Wie Schlaf das Immunsystem verbessert |
Laura Rudolph |
13.03.2024 17:30 Uhr |
Ausgeschlafen? Eine erholsame Nacht wirkt sich einer neuen Studie zufolge positiv auf die Aktivität bestimmter T-Zellen aus. Vermittelt wird der Effekt von Hormonen, deren Konzentration im Schlaf ansteigt. / Foto: Getty Images/FreshSplash
Dass Schlaf das Immunsystem fördert, ist unumstritten. Wenig erforscht waren bislang jedoch die zellbiologischen Hintergründe. Nun zeigen Forschende der Ludwig-Maximilians-Universität in München, dass Schlaf die Fähigkeit von T-Zellen fördert, in Lymphknoten einzuwandern (»Migration«). Die Ergebnisse der randomisierten Studie sind kürzlich im Fachjournal »Brain, Behavior, and Immunity« erschienen.
Ein Team um Doktorandin Estefanía Martínez-Albert bat je sieben gesunde Frauen und Männer zwischen 18 und 30 Jahren zweimal für je 24 Stunden in ein Schlaflabor. Pro Sitzung schliefen die Teilnehmenden entweder zwischen 23 und 7 Uhr (Schlaf-Gruppe) oder blieben die ganze Nacht in halb aufrechter Position wach und schauten beispielsweise Fernsehen (Wach-Gruppe). Vor Studienbeginn hatten die Teilnehmenden bereits eine Anpassungsnacht im Schlaflabor verbracht, um sich an die Versuchsumgebung zu gewöhnen.
Alle Probanden hatten angegeben, nicht an chronischen oder psychischen Erkrankungen zu leiden und einen geregelten Schlafrhythmus zu haben. Sie nahmen mit Ausnahme von Teilnehmerinnen, die mit der Antibabypille verhüteten, keine (weiteren) Medikamente ein. Schichtarbeiter wurden ausgeschlossen.

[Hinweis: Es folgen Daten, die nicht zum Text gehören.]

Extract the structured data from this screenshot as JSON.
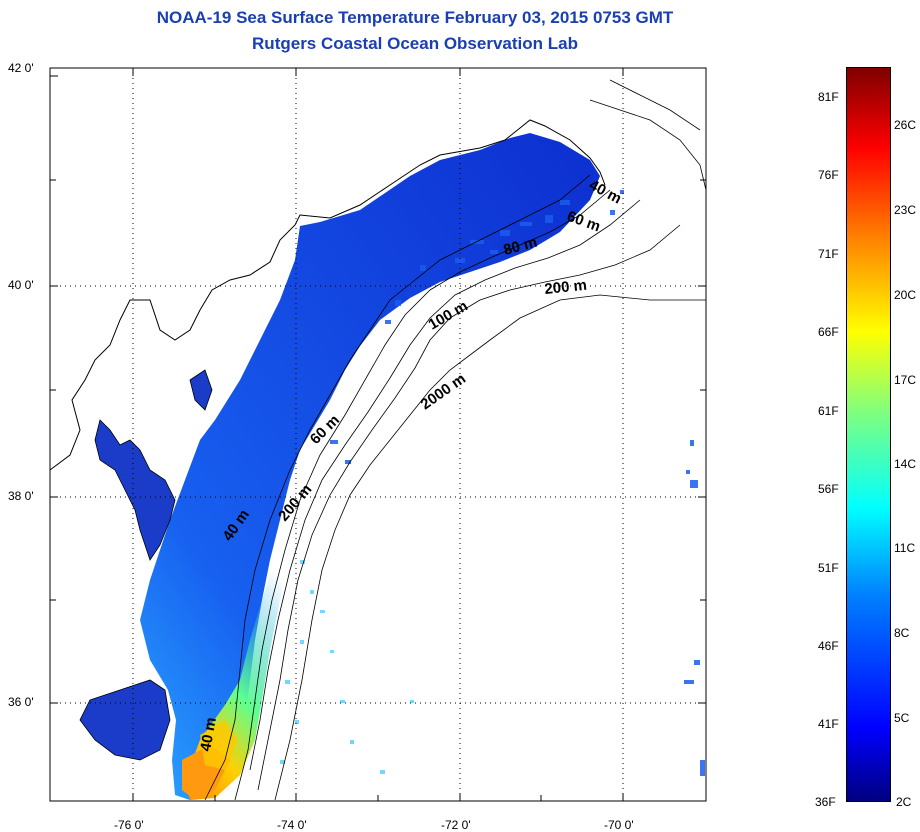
{
  "title": {
    "line1": "NOAA-19 Sea Surface Temperature February 03, 2015 0753 GMT",
    "line2": "Rutgers Coastal Ocean Observation Lab"
  },
  "map": {
    "lat_labels": [
      "42 0'",
      "40 0'",
      "38 0'",
      "36 0'"
    ],
    "lon_labels": [
      "-76 0'",
      "-74 0'",
      "-72 0'",
      "-70 0'"
    ],
    "contour_labels": [
      "40 m",
      "60 m",
      "80 m",
      "200 m",
      "100 m",
      "2000 m",
      "60 m",
      "200 m",
      "40 m",
      "40 m"
    ],
    "colors": {
      "land": "#ffffff",
      "coastline": "#000000",
      "grid": "#000000"
    }
  },
  "colorbar": {
    "f_labels": [
      "81F",
      "76F",
      "71F",
      "66F",
      "61F",
      "56F",
      "51F",
      "46F",
      "41F",
      "36F"
    ],
    "c_labels": [
      "26C",
      "23C",
      "20C",
      "17C",
      "14C",
      "11C",
      "8C",
      "5C",
      "2C"
    ],
    "range_f": [
      36,
      83
    ],
    "colormap": [
      "#00007f",
      "#0000ff",
      "#007fff",
      "#00ffff",
      "#7fff7f",
      "#ffff00",
      "#ff7f00",
      "#ff0000",
      "#7f0000"
    ]
  }
}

Die Studie fand im Crossover-Design statt, das heißt, alle Teilnehmenden durchliefen nacheinander die Bedingungen der Schlaf- und Wach-Gruppe. Dabei betrug der zeitliche Abstand zwischen den Durchläufen mindestens vier Wochen. Um bei den Frauen den Einfluss des Menstruationszyklus herauszufiltern, fanden bei ihnen beide Schlaflabor-Sitzungen während der gleichen Zyklusphase statt, beispielsweise zweimal in der Lutealphase nach dem Eisprung.
Die Forschenden überwachten die schlafenden Probanden mittels Polysomnografie und einem EEG. Im Schlaflabor und am Folgetag wurde den Probanden beider Gruppen regelmäßig Blut entnommen; ein Unterarmkatheter, dessen Schlauch in einen Nachbarraum führte, machte dies auch bei Schlafenden ungestört möglich.
Die Konzentration verschiedener T-Zellarten im Blut wurde mittels Durchflusszytometrie untersucht, die Konzentrationen des Wachstumshormons (GH) sowie von Prolaktin (PRL) und Cortisol mithilfe von Hormonassays. Schließlich bewerteten die Forschenden den Einfluss des Schlafs auf die gemessenen Parameter mithilfe statistischer Analysen.
»Unsere Ergebnisse zeigen, dass Schlaf die Wanderungsbereitschaft verschiedener T-Zell-Subpopulationen fördert«, fasst Studienleiterin Professor Dr. Luciana Besedovsky die Ergebnisse in einer Pressemitteilung zusammen. Demnach fördert Schlaf die gerichtete Wanderung von bestimmten T-Zellen wie CD3+-, CD4+- und CD8+-Zellen hin zu dem Signalprotein CCL19. Dieses vermittelt die Einwanderung von T-Zellen, die den entsprechenden Rezeptor für CCL19 besitzen, in die Lymphknoten.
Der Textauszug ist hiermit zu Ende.